Gateways:  Given that we’ll be facing this stovepipe problem for years to come and tools may be too technical for most users, it will be useful to have devices that are designed to translate formats and protocols straight out of the box.  With colleagues, we are looking into what could be done in this area.

Privacy/ Security:  As was pointed out in the talks, this is fairly fundamental if we are talking about personal data.  We need to be able to access our own data (all of it), grant access to others with a legitimate need and feel confident that unauthorised access will not occur.  Part of this is technical; there are well-proven mechanisms for encryption, access control etc.  The commercial, legal and cultural issues are more complex.

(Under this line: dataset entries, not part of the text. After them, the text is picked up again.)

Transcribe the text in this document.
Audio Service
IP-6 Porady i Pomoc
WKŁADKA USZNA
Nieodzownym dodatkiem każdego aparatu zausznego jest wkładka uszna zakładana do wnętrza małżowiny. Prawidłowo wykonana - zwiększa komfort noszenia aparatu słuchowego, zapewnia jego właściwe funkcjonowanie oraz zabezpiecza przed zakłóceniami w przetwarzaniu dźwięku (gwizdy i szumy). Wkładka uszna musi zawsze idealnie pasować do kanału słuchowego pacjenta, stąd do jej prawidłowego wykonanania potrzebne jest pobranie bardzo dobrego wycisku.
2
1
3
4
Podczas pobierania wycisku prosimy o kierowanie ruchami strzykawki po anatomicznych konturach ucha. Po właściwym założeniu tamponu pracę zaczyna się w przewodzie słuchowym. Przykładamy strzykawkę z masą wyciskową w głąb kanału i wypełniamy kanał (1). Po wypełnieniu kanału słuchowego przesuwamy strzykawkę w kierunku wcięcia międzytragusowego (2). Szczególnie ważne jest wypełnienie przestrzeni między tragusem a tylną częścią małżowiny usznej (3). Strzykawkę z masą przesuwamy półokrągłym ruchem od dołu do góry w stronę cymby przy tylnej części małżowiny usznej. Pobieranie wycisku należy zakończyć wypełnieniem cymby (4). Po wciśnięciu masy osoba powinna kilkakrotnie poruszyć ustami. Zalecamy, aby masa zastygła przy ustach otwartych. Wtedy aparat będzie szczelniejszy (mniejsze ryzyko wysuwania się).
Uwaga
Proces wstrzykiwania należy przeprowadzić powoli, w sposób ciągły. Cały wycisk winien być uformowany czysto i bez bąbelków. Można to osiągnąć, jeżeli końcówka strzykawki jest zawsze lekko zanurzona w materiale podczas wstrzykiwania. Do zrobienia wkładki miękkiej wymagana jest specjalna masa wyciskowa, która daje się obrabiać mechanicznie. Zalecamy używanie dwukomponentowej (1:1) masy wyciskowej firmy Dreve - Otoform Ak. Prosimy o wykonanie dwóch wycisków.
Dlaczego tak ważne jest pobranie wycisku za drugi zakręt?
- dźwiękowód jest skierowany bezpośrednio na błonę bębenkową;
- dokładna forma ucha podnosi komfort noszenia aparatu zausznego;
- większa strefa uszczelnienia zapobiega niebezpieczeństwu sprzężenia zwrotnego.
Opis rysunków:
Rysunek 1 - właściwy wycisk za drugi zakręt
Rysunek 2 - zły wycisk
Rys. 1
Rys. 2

“Bill of Rights”: Attempts to codify appropriate behaviour in relation to data are underway. At the Open Internet of Things Assembly in June this will be on the agenda and there’s already an active googlegroup on the subject (iot-open-data).  It’s too early to say how this will progress and to what extent it will be adopted or enforced.

Data Analysis: This is a tougher challenge as the needed techniques will vary widely.  A good starting point is to look at analysis techniques in other fields of endeavour to see what can be re-used;  The case studies presented at regional QS groups should yield ideas on techniques and tools to implement them.

I look forward to further QS sessions and will continue to engage as much as I can.